Control of gene expression often requires that transcription terminates rapidly after destruction, inactivation, or nuclear export of transcription factors. However, the role of transcription factor inactivation in terminating transcription is unclear. We have developed a means of conducting order of addition and co-occupancy experiments in living cells by rapidly exchanging proteins bound to promoters. Using this approach, we found that, following specific disruption of activator function, transcription from active promoters decayed slowly, persisting through multiple cell divisions. This persistent transcriptional activity raised the question of what mechanisms return promoters to inactive states.

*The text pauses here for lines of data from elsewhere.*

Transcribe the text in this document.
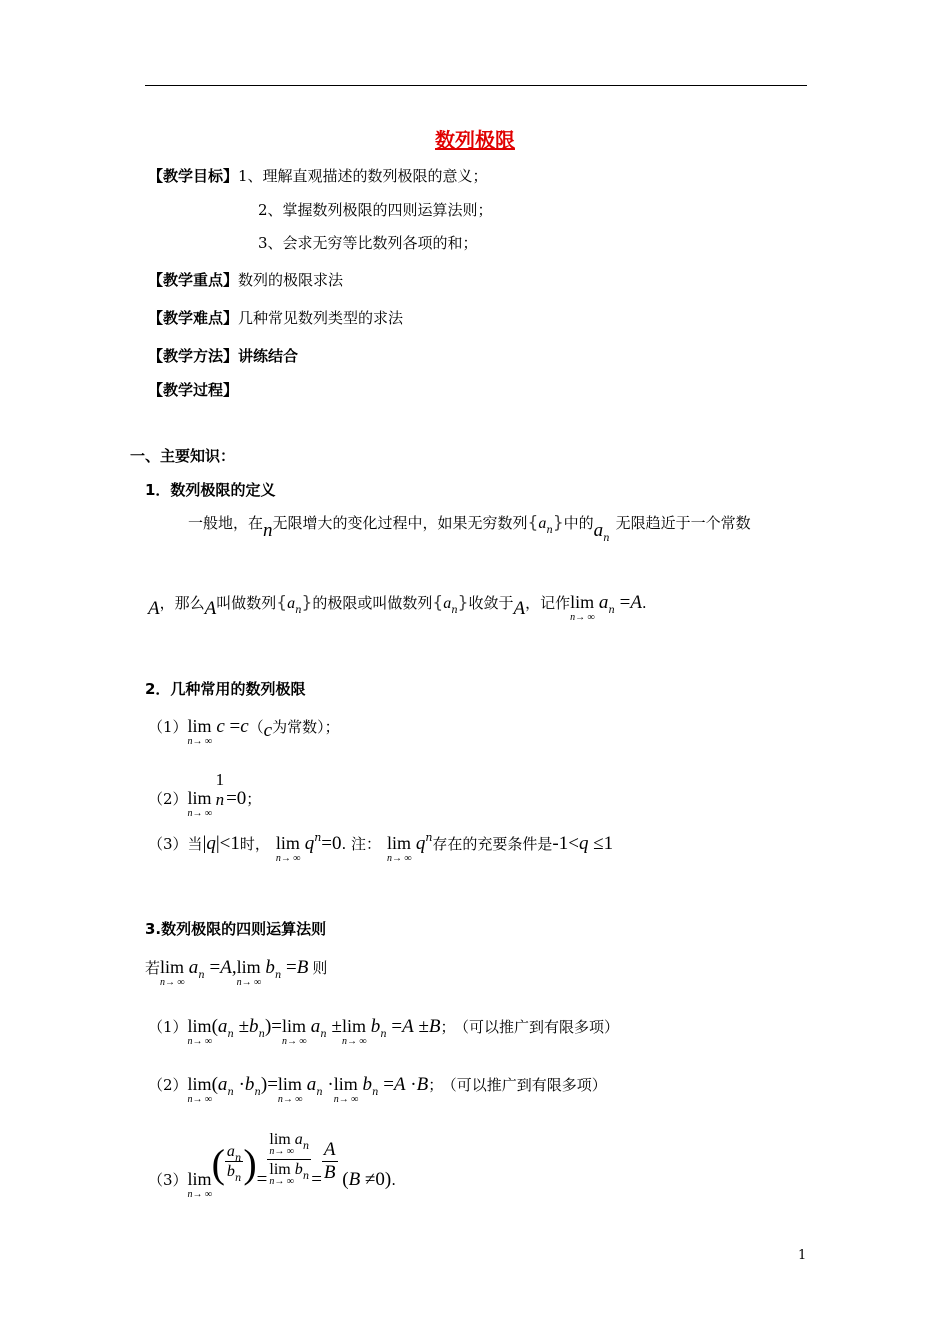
数列极限
【教学目标】1、理解直观描述的数列极限的意义；
2、掌握数列极限的四则运算法则；
3、会求无穷等比数列各项的和；
【教学重点】数列的极限求法
【教学难点】几种常见数列类型的求法
【教学方法】讲练结合
【教学过程】
一、主要知识：
1．数列极限的定义
一般地，在n无限增大的变化过程中，如果无穷数列$\{a_n\}$中的$a_n$无限趋近于一个常数
A，那么A叫做数列$\{a_n\}$的极限或叫做数列$\{a_n\}$收敛于A，记作lim
n→ ∞
$a_n =A$.
2．几种常用的数列极限
（1）lim
n→ ∞
c =c（c为常数）；
（2）lim
n→ ∞
1
n =0；
（3）当|q|<1时， lim
n→ ∞
$q^n=0$. 注： lim
n→ ∞
$q^n$存在的充要条件是-1<q ≤1
3.数列极限的四则运算法则
若lim
n→ ∞
$a_n =A,\lim$
n→ ∞
$b_n =B$ 则
（1）lim
n→ ∞
$(a_n \pm b_n)=\lim$
n→ ∞
$a_n \pm\lim$
n→ ∞
$b_n =A \pm B$； （可以推广到有限多项）
（2）lim
n→ ∞
$(a_n \cdot b_n)=\lim$
n→ ∞
$a_n \cdot\lim$
n→ ∞
$b_n =A \cdot B$； （可以推广到有限多项）
（3）lim
n→ ∞
( $\frac{a_n}{b_n}$ )= lim
n→ ∞
$a_n$
lim
n→ ∞
$b_n = \frac{A}{B} (B \ne 0)$.
1
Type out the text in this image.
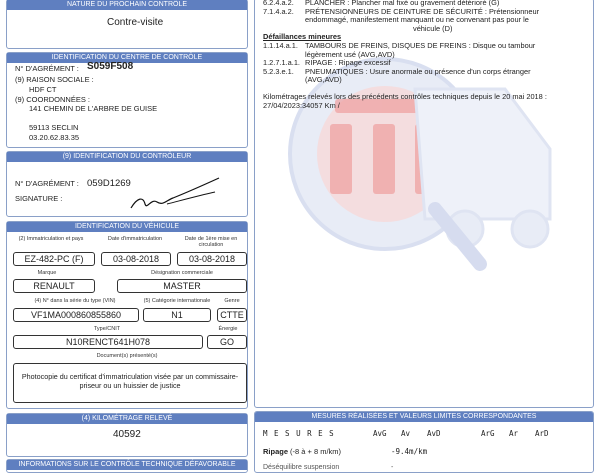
NATURE DU PROCHAIN CONTRÔLE
Contre-visite
IDENTIFICATION DU CENTRE DE CONTRÔLE
N° D'AGRÉMENT : S059F508
(9) RAISON SOCIALE :
HDF CT
(9) COORDONNÉES :
141 CHEMIN DE L'ARBRE DE GUISE
59113 SECLIN
03.20.62.83.35
(9) IDENTIFICATION DU CONTRÔLEUR
N° D'AGRÉMENT : 059D1269
SIGNATURE :
IDENTIFICATION DU VÉHICULE
(2) Immatriculation et pays	Date d'immatriculation	Date de 1ère mise en circulation
EZ-482-PC (F)	03-08-2018	03-08-2018
Marque	Désignation commerciale
RENAULT	MASTER
(4) N° dans la série du type (VIN)	(5) Catégorie internationale	Genre
VF1MA000860855860	N1	CTTE
Type/CNIT	Énergie
N10RENCT641H078	GO
Document(s) présenté(s)
Photocopie du certificat d'immatriculation visée par un commissaire-priseur ou un huissier de justice
(4) KILOMÉTRAGE RELEVÉ
40592
INFORMATIONS SUR LE CONTRÔLE TECHNIQUE DÉFAVORABLE
6.2.4.a.2.	PLANCHER : Plancher mal fixé ou gravement détérioré (G)
7.1.4.a.2.	PRÉTENSIONNEURS DE CEINTURE DE SÉCURITÉ : Prétensionneur
endommagé, manifestement manquant ou ne convenant pas pour le
véhicule (D)
Défaillances mineures
1.1.14.a.1. TAMBOURS DE FREINS, DISQUES DE FREINS : Disque ou tambour
légèrement usé (AVG,AVD)
1.2.7.1.a.1. RIPAGE : Ripage excessif
5.2.3.e.1.	PNEUMATIQUES : Usure anormale ou présence d'un corps étranger
(AVG,AVD)
Kilométrages relevés lors des précédents contrôles techniques depuis le 20 mai 2018 :
27/04/2023:34057 Km /
MESURES RÉALISÉES ET VALEURS LIMITES CORRESPONDANTES
M E S U R E S	AvG Av AvD	ArG Ar ArD
Ripage (-8 à + 8 m/km)	-9.4m/km
Déséquilibre suspension	-
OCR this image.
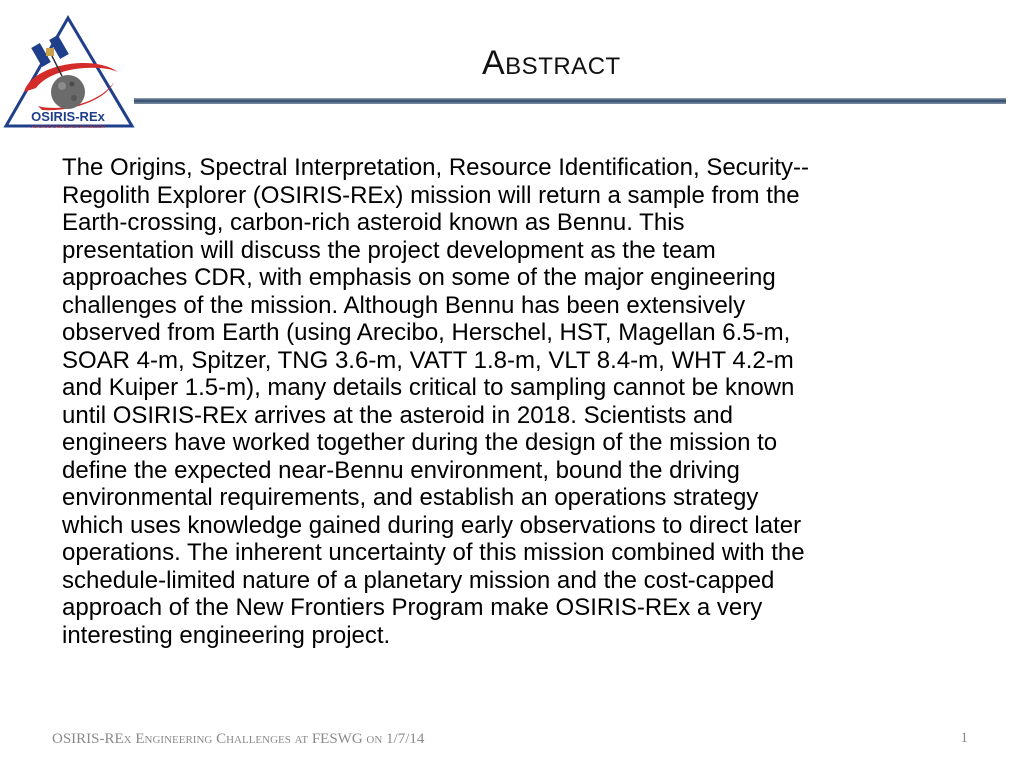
OSIRIS-REx
ASTEROID SAMPLE RETURN MISSION
Abstract

The Origins, Spectral Interpretation, Resource Identification, Security--
Regolith Explorer (OSIRIS-REx) mission will return a sample from the
Earth-crossing, carbon-rich asteroid known as Bennu. This
presentation will discuss the project development as the team
approaches CDR, with emphasis on some of the major engineering
challenges of the mission. Although Bennu has been extensively
observed from Earth (using Arecibo, Herschel, HST, Magellan 6.5-m,
SOAR 4-m, Spitzer, TNG 3.6-m, VATT 1.8-m, VLT 8.4-m, WHT 4.2-m
and Kuiper 1.5-m), many details critical to sampling cannot be known
until OSIRIS-REx arrives at the asteroid in 2018. Scientists and
engineers have worked together during the design of the mission to
define the expected near-Bennu environment, bound the driving
environmental requirements, and establish an operations strategy
which uses knowledge gained during early observations to direct later
operations. The inherent uncertainty of this mission combined with the
schedule-limited nature of a planetary mission and the cost-capped
approach of the New Frontiers Program make OSIRIS-REx a very
interesting engineering project.

OSIRIS-REx Engineering Challenges at FESWG on 1/7/14	1
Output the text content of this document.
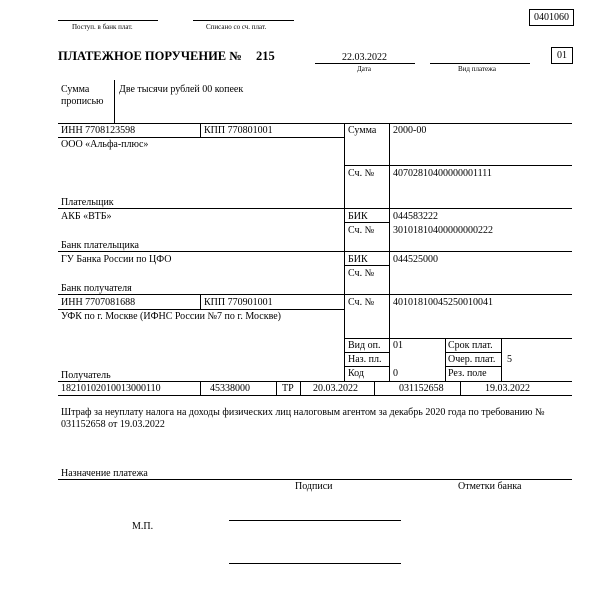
0401060
Поступ. в банк плат.	Списано со сч. плат.
ПЛАТЕЖНОЕ ПОРУЧЕНИЕ № 215	22.03.2022
Дата	Вид платежа
01
Сумма
прописью
Две тысячи рублей 00 копеек
ИНН 7708123598	КПП 770801001
ООО «Альфа-плюс»
Плательщик
Сумма 2000-00
Сч. № 40702810400000001111
АКБ «ВТБ»
Банк плательщика
БИК	044583222
Сч. № 30101810400000000222
ГУ Банка России по ЦФО
Банк получателя
БИК	044525000
Сч. №
ИНН 7707081688	КПП 770901001
УФК по г. Москве (ИФНС России №7 по г. Москве)
Получатель
Сч. № 40101810045250010041
Вид оп. 01	Срок плат.
Наз. пл.	Очер. плат. 5
Код	0	Рез. поле
18210102010013000110	45338000	ТР 20.03.2022	031152658	19.03.2022
Штраф за неуплату налога на доходы физических лиц налоговым агентом за декабрь 2020 года по требованию № 031152658 от 19.03.2022
Назначение платежа
Подписи	Отметки банка
М.П.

By exchanging or directing co-occupancy of protein complexes bound to a promoter, we found that the transcriptional inhibitor, Ssn6-Tup1, lost its effectiveness as a repressor following activator dissociation. Similar experiments with another repressor, the histone deacetylase Sin3-Rpd3, reinforced this distinction between repression in the presence and absence of an activator. These results suggest that although repressors such as Ssn6-Tup1 and Sin3-Rpd3 prevent activation of gene expression, other mechanisms of repression return promoters to inactive states following the dissociation or inactivation of a transcriptional activator.